The helper also validates the policy file owner and permissions before reading it. The policy file must be owned by the expected client user and must not be group- or world-writable.

The helper can be started:

  • directly when the process already has the privileges needed for cgroup and iptables operations
  • through pkexec in desktop mode
  • through sudo outside desktop mode

It runs a watchdog for the parent process. On modern Linux it uses pidfd_open when available; otherwise it falls back to polling with kill(pid, 0). If the parent exits, the helper exits.

Limits and Tradeoffs

The OS-level network policy is process-level, not truly per session. Session approvals can open a target at the process egress layer while the Python-level guard still keeps subject/session semantics.

The network policy filters OUTPUT. It does not filter INPUT, FORWARD, or NAT.

The network policy is IP-and-port based after DNS resolution. It does not enforce hostname, HTTP path, TLS SNI, or HTTP method.

Host patterns that cannot be resolved to concrete hostnames are not directly materialized as iptables rules. Concrete runtime endpoints that pass the Python-level policy can be recorded and included in later OS allowlist refreshes.

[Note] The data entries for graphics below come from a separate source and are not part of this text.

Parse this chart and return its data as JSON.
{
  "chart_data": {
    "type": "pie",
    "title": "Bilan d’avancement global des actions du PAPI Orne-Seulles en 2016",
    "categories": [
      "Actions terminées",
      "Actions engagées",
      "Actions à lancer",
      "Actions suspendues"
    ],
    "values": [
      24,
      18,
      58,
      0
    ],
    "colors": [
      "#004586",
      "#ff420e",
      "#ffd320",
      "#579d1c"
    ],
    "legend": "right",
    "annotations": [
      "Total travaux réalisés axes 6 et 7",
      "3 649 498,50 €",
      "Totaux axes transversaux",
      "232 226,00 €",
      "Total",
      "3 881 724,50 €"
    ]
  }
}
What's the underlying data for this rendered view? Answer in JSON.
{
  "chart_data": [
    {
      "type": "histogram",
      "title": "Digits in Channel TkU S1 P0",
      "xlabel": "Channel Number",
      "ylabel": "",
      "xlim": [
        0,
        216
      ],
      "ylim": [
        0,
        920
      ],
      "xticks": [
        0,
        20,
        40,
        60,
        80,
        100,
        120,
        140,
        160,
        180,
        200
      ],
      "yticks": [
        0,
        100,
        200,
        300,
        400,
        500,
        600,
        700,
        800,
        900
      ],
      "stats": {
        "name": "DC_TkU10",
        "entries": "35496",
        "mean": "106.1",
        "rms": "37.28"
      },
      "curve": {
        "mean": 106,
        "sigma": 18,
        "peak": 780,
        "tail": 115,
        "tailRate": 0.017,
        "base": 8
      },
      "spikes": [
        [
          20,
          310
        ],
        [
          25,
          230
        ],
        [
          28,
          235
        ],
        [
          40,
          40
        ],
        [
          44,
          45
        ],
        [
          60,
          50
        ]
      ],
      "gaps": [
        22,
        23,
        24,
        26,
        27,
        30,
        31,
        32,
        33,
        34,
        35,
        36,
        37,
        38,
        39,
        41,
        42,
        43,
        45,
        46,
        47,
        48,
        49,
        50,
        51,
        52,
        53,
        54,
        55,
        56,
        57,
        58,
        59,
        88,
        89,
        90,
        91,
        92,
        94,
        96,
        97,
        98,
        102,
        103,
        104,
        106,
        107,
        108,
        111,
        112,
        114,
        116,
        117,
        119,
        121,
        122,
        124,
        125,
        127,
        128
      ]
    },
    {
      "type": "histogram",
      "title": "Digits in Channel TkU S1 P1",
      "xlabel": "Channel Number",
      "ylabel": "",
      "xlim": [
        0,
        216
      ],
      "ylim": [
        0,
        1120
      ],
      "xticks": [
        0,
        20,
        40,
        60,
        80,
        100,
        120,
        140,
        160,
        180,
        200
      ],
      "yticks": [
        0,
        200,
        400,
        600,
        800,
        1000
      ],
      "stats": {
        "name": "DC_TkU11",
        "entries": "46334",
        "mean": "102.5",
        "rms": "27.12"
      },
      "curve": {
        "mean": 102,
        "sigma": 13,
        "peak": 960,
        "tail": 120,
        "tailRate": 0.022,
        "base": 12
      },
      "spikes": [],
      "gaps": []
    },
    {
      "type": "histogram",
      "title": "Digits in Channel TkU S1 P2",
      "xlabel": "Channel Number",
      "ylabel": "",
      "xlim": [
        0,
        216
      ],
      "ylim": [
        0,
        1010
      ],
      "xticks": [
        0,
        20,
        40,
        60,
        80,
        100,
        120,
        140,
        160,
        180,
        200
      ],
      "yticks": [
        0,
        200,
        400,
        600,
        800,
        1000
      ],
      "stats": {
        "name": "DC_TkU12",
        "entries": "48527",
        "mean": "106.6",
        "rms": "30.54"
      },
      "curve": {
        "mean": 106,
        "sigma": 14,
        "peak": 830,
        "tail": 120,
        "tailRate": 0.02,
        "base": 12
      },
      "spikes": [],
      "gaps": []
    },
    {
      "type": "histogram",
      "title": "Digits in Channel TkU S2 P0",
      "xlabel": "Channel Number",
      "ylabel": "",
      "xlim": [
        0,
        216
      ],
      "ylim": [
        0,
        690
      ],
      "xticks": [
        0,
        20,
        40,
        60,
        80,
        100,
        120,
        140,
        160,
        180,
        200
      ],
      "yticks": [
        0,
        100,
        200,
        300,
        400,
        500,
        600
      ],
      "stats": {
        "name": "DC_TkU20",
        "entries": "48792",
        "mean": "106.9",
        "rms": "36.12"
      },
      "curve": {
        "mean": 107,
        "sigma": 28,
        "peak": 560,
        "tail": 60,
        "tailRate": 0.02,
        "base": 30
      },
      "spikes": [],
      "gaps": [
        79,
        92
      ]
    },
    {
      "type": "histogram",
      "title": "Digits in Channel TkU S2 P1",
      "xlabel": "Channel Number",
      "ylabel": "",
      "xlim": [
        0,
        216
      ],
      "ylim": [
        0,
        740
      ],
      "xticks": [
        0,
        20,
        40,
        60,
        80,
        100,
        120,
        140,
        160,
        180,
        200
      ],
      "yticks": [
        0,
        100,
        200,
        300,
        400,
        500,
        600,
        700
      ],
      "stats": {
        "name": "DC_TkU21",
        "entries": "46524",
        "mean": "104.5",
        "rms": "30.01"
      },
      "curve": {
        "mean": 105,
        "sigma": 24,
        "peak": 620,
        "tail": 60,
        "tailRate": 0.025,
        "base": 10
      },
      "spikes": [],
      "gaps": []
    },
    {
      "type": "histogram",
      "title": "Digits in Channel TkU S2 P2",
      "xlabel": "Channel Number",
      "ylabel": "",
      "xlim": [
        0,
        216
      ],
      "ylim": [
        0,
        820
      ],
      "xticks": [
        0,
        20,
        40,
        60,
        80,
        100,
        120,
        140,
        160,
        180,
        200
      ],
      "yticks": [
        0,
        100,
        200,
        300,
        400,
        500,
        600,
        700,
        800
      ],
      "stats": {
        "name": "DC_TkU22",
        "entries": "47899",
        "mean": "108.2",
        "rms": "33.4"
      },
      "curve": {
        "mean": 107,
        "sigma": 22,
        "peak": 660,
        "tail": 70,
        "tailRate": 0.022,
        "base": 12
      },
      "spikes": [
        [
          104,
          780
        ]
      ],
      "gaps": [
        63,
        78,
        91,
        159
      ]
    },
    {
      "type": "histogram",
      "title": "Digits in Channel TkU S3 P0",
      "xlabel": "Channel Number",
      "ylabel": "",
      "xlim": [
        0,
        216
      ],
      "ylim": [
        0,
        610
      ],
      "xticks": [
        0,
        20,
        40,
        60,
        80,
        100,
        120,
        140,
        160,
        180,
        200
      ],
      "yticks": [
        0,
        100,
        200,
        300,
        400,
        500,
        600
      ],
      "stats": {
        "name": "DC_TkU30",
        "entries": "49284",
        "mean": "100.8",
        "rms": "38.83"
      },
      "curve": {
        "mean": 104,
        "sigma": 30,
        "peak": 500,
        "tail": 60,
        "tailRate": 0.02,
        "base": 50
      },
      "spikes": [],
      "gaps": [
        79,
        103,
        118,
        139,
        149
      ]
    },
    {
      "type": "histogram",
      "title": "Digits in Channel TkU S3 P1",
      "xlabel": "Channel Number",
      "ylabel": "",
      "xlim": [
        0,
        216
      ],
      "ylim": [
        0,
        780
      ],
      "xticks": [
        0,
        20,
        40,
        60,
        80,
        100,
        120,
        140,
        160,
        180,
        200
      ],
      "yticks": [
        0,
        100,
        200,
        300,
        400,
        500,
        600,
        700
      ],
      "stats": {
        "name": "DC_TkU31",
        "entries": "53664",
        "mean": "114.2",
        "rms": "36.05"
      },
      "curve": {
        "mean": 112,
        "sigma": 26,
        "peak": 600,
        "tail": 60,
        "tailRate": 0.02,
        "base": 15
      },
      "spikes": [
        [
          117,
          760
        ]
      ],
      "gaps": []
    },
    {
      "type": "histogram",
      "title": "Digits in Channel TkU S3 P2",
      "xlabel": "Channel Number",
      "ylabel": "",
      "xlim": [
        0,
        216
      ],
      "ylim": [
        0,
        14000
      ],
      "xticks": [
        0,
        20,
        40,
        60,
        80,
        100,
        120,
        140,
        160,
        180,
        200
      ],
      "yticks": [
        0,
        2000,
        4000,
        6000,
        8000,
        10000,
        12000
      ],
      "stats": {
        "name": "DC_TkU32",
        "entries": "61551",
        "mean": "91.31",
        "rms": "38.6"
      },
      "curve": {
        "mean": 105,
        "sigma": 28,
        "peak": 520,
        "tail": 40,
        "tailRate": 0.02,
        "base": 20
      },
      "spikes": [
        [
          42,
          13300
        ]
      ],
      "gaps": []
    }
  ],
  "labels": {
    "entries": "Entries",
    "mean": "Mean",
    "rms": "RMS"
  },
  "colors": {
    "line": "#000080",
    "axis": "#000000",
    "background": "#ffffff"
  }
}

Landlock and seccomp are Linux-only and depend on kernel and architecture support. Unsupported controls are skipped or reported as unsupported by status helpers instead of silently pretending to apply.

Why This Design

This design is different from a virtual environment, restricted Python, or a container-only model:

Alternative What it does not solve alone Democr.ai sandbox layer
Python virtual environment does not restrict filesystem or network access runtime guard plus optional kernel controls
restricted Python style does not reliably control native libraries or direct syscalls Python-level policy backed by OS-level enforcement
subprocess/container isolation only can be expensive or coarse for in-process module execution in-process guard for normal runtime plus kernel controls where available

The result is a layered model: subject-aware policy in Python, administrator approval state in the application, and Linux kernel enforcement for deployments that require it.